Peyton Manning is the most prepared athlete I've ever seen, but he also trusts his preparation more than any athlete I've ever seen.
While reviewing 65 snaps by Peyton Manning , Mike Shanahan made the following observations:
- Austin Collie spent the whole off-season and training camp running a particular play.
- He's probably run it several hundred times.
- Peyton Manning has played the Tennessee Titans multiple times and knows their tendencies.
- Collie knew exactly when to change his route during the play.
- Collie also has a natural feel for the game.
- They ran the play at the right time and scored a touchdown.
Trust is the foundation needed for any relational team dynamic to fulfill its purpose. If trust does not exist, leaders and team members will default to becoming self-serving and begin making decisions that benefit themselves only. If trust does exist, you go to another level as a team because of the compounding nature of your preparation.

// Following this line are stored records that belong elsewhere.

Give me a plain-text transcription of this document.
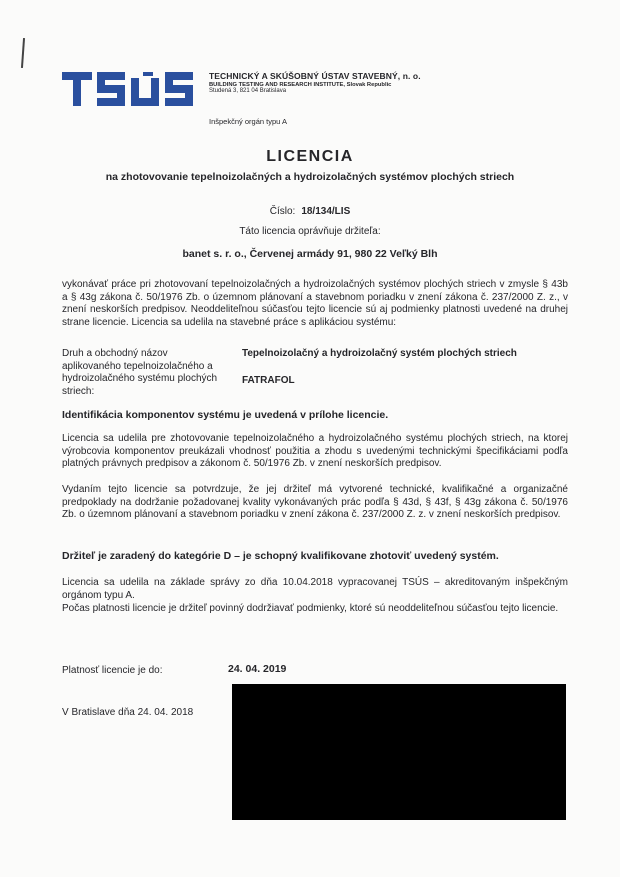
TECHNICKÝ A SKÚŠOBNÝ ÚSTAV STAVEBNÝ, n. o.
BUILDING TESTING AND RESEARCH INSTITUTE, Slovak Republic
Studená 3, 821 04 Bratislava
Inšpekčný orgán typu A
LICENCIA
na zhotovovanie tepelnoizolačných a hydroizolačných systémov plochých striech
Číslo: 18/134/LIS
Táto licencia oprávňuje držiteľa:
banet s. r. o., Červenej armády 91, 980 22 Veľký Blh
vykonávať práce pri zhotovovaní tepelnoizolačných a hydroizolačných systémov plochých striech v zmysle § 43b a § 43g zákona č. 50/1976 Zb. o územnom plánovaní a stavebnom poriadku v znení zákona č. 237/2000 Z. z., v znení neskorších predpisov. Neoddeliteľnou súčasťou tejto licencie sú aj podmienky platnosti uvedené na druhej strane licencie. Licencia sa udelila na stavebné práce s aplikáciou systému:
Druh a obchodný názov aplikovaného tepelnoizolačného a hydroizolačného systému plochých striech:
Tepelnoizolačný a hydroizolačný systém plochých striech
FATRAFOL
Identifikácia komponentov systému je uvedená v prílohe licencie.
Licencia sa udelila pre zhotovovanie tepelnoizolačného a hydroizolačného systému plochých striech, na ktorej výrobcovia komponentov preukázali vhodnosť použitia a zhodu s uvedenými technickými špecifikáciami podľa platných právnych predpisov a zákonom č. 50/1976 Zb. v znení neskorších predpisov.
Vydaním tejto licencie sa potvrdzuje, že jej držiteľ má vytvorené technické, kvalifikačné a organizačné predpoklady na dodržanie požadovanej kvality vykonávaných prác podľa § 43d, § 43f, § 43g zákona č. 50/1976 Zb. o územnom plánovaní a stavebnom poriadku v znení zákona č. 237/2000 Z. z. v znení neskorších predpisov.
Držiteľ je zaradený do kategórie D – je schopný kvalifikovane zhotoviť uvedený systém.
Licencia sa udelila na základe správy zo dňa 10.04.2018 vypracovanej TSÚS – akreditovaným inšpekčným orgánom typu A.
Počas platnosti licencie je držiteľ povinný dodržiavať podmienky, ktoré sú neoddeliteľnou súčasťou tejto licencie.
Platnosť licencie je do:	24. 04. 2019
V Bratislave dňa 24. 04. 2018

Trusting your preparation provides the following advantages:
- It gives you confidence to feel you can accomplish more than you ever have.
- It allows you to build a high-performance team that accentuates your strengths and compliments your weaknesses.
- You don't micro-manage which creates greater loyalty and continuity from your teammates. You trust them that they will make good decisions and perform.
- Though you always make game day adjustments, you trust your gameplan and continually play to your strengths.
- Your able to make immediate on-going decisions allowing you to avoid costly mistakes, lost time, and missed opportunities.
- You create a culture of preparation and personal growth in your organization.
- Because you have proven success, the type of people joining your team are more easily identifiable because you are looking for "system fits".
- A prepared team allows you to utilize all team members providing you more options as a leader.
- A prepared team gives you a deeper bench so if a team member is out or leaves, the organization continues to move forward effectively. You can also take time off yourself and know everything is covered.
- When tough times come, and they always do, you wrap yourself in the warm blanket of preparation and know you've built a sustainable system or organization.